Your IT Infrastructure is Hybrid. So Why Not Your Security Model?
Today’s IT infrastructure is a mixed bag. The move to public clouds, private clouds and edge computing has created an extremely diverse environment, yet the on-premise data center hasn’t gone away. Whether for compliance reasons or to support mission-critical legacy applications, the data center still plays an important role in the mix. Hybrid infrastructure has become the norm. While this offers the flexibility to optimize computing resources to meet specific application needs, it creates a challenge for security teams: How can you ensure consistent protection across those disparate systems and resources?
As hybrid environments have become more diverse and complex, the attack surface expands, increasing the need for protection and dramatically heightening cyber risk. That’s why I believe it’s time for organizations to align their security strategies with today’s hybrid deployment reality.
The Challenge of Complexity
Why hasn’t security kept pace with the proliferation of deployment options? One reason is increased complexity. In the past, your application security strategy might have consisted of a gateway or web application firewall (WAF) in front of the data center, creating a single, consolidated point for security policy enforcement. Achieving consistent security policies was relatively easy.
But those days are in the past. When you add in multiple clouds with their own WAFs, serverless resources at the edge and a vast array of applications, the picture becomes much more complicated. You end up with many disparate systems for security: hardware systems in the data center, virtual appliances from a variety of vendors and cloud providers with their own WAFs. Backhauling this diverse traffic to your security stack doesn’t make sense – it’s expensive and can create a poor user experience. To achieve consistent security across environments, you need to bring the security to the applications.
One approach is to use a content delivery network (CDN) that serves as an intermediary between your users and the various clouds or edge resources. But what about workloads that aren’t on the CDN, including in the data center? Deploying and managing security solutions for these applications adds complexity since different applications have different requirements. Applying the wrong rule set to an application is a recipe for triggering false positives, increasing the workload on already overworked SOC teams.
The Value of a Hybrid Model
What’s needed is a hybrid approach to security that offers the simplicity of centralized management while addressing the disparate security needs of today’s hybrid environments.
A hybrid security model provides the ability to deploy a variety of rule sets for specific applications while providing a single, centralized way to manage it all. This requires a solution that enforces security regardless of where an application resides, whether in the data center, the cloud or a serverless environment at the edge.
Three Key Steps: Identify, Secure and Simplify
So, how can you achieve this hybrid security model? The first step is to identify where all your applications live. Given the proliferation of applications in the typical enterprise environment, this can be a complex task. (Pro tip: check with Finance to see where the checks are being sent). But it’s critical to gain visibility of all application locations. Indeed, this cataloguing process can be eye-opening as you discover applications business units have deployed “under the radar.”

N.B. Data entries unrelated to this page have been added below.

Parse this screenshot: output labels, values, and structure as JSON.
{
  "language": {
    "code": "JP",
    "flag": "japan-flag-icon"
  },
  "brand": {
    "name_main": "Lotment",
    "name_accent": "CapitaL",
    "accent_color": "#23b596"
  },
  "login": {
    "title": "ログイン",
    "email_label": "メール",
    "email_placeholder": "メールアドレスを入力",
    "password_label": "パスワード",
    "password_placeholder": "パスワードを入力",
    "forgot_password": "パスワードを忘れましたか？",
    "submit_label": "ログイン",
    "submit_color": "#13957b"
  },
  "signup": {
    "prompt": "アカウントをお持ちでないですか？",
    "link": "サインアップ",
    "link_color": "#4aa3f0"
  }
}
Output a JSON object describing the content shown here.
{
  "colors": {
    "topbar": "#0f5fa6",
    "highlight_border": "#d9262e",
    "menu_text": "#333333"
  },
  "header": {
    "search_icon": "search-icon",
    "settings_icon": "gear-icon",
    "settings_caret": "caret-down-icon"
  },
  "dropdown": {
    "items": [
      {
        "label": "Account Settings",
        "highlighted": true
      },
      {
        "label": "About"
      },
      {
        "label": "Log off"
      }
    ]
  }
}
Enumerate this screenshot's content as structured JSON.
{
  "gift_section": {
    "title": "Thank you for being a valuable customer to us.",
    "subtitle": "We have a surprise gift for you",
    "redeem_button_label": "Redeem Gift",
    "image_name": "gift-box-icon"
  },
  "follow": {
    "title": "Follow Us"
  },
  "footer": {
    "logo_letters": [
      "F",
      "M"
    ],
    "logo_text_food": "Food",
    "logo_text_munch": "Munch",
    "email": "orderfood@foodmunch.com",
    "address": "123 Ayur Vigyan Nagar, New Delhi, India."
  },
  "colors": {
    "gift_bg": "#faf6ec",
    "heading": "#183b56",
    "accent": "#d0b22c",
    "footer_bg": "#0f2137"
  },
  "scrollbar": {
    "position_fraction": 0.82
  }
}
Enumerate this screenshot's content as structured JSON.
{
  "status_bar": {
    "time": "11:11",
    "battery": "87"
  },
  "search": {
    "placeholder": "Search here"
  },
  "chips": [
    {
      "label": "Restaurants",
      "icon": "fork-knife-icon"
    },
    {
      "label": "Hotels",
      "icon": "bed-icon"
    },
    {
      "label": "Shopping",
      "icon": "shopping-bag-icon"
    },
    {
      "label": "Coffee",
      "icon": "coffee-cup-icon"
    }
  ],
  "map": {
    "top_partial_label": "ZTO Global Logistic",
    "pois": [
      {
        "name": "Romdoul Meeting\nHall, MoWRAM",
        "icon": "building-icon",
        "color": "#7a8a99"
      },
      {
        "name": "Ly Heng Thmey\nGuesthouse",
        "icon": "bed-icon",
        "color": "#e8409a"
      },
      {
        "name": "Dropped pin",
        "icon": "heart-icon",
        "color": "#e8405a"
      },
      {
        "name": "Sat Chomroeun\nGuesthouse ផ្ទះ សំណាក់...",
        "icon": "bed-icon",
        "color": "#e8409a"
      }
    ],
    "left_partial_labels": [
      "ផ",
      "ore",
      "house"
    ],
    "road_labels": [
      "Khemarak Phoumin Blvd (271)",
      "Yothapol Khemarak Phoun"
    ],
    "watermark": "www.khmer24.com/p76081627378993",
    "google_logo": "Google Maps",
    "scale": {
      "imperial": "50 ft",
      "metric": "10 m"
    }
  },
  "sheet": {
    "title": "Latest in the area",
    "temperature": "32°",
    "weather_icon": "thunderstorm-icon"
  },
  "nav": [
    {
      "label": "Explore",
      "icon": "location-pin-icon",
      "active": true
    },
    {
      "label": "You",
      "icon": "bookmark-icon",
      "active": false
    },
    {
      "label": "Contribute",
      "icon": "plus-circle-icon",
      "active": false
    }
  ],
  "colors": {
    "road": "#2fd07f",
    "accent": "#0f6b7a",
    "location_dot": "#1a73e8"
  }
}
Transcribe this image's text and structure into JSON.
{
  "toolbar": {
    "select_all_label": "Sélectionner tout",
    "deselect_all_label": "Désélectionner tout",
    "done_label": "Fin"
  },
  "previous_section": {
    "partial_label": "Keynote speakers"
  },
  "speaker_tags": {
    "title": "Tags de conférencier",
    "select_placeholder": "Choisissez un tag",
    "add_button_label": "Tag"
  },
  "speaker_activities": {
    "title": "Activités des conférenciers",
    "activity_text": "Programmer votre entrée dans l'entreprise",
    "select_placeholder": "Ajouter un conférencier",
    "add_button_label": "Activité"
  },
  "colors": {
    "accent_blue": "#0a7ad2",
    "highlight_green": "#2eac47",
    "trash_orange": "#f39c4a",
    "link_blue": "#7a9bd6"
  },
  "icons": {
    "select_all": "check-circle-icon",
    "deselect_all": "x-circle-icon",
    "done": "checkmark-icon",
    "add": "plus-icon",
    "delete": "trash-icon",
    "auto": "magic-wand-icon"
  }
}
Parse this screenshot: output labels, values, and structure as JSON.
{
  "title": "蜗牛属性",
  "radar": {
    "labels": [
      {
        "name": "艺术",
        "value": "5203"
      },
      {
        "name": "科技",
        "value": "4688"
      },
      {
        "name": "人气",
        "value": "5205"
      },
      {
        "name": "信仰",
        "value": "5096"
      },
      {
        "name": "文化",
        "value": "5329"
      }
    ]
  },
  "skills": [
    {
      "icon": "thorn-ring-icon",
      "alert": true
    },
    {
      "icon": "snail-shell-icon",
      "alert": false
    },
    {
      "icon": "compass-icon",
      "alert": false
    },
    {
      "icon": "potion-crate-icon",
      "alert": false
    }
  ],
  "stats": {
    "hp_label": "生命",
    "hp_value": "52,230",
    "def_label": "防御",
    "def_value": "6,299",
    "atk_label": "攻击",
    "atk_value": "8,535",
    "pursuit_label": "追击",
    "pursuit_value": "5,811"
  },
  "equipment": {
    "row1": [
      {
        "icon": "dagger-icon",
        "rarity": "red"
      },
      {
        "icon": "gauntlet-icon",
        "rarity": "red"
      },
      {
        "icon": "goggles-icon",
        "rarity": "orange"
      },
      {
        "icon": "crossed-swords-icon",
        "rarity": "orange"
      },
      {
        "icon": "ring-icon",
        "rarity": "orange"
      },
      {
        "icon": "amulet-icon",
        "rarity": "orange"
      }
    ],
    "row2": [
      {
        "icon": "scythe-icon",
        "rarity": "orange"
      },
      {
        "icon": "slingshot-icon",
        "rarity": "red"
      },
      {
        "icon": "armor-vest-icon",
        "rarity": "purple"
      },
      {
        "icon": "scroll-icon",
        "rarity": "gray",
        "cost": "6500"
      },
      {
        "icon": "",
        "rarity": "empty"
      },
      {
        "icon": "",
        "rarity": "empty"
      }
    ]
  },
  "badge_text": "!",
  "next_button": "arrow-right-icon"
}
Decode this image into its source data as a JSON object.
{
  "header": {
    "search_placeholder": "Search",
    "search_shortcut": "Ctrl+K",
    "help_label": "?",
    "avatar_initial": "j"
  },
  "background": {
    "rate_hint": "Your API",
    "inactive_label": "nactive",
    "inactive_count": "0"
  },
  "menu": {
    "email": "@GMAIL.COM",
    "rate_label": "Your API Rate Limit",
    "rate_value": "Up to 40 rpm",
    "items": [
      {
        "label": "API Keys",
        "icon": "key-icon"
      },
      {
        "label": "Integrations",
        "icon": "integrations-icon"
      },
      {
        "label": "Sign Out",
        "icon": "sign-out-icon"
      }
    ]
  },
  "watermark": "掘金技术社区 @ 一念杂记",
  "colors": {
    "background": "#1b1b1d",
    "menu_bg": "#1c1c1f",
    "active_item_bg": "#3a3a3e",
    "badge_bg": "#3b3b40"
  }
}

Once you know where all your applications are located, you now have the ability to seek out a security solution that can provide consistent protection and security management across all of those locations. Finding a solution that supports all locations — from data center to clouds to the edge — is crucial to achieve consistent security and centralized management.
The last step is narrowing the list down to solutions that make it easy to manage this hybrid security environment. Security that is difficult to enforce ends up not being used, so simplification is key. Using a managed service can make a lot of sense, especially if it offers the option of managing on-premise systems yourself, if that’s a priority, while maintaining a centralized view.
Eliminating Security Gaps
In today’s cyberthreat landscape, vulnerabilities live in the gaps. In a hybrid IT environment, those gaps can be created by inconsistencies in security. With cyberattacks increasing in volume and sophistication, eliminating security inconsistencies across your diverse infrastructure is essential.
Hybrid environments are here to stay and will only grow in diversity and complexity. Embracing a hybrid approach to security enables organizations to maintain consistent protection across all applications — no matter where they live — while providing the centralized, simplified control that makes it all manageable. That’s a rational response to meeting today’s cyberthreats while empowering security teams.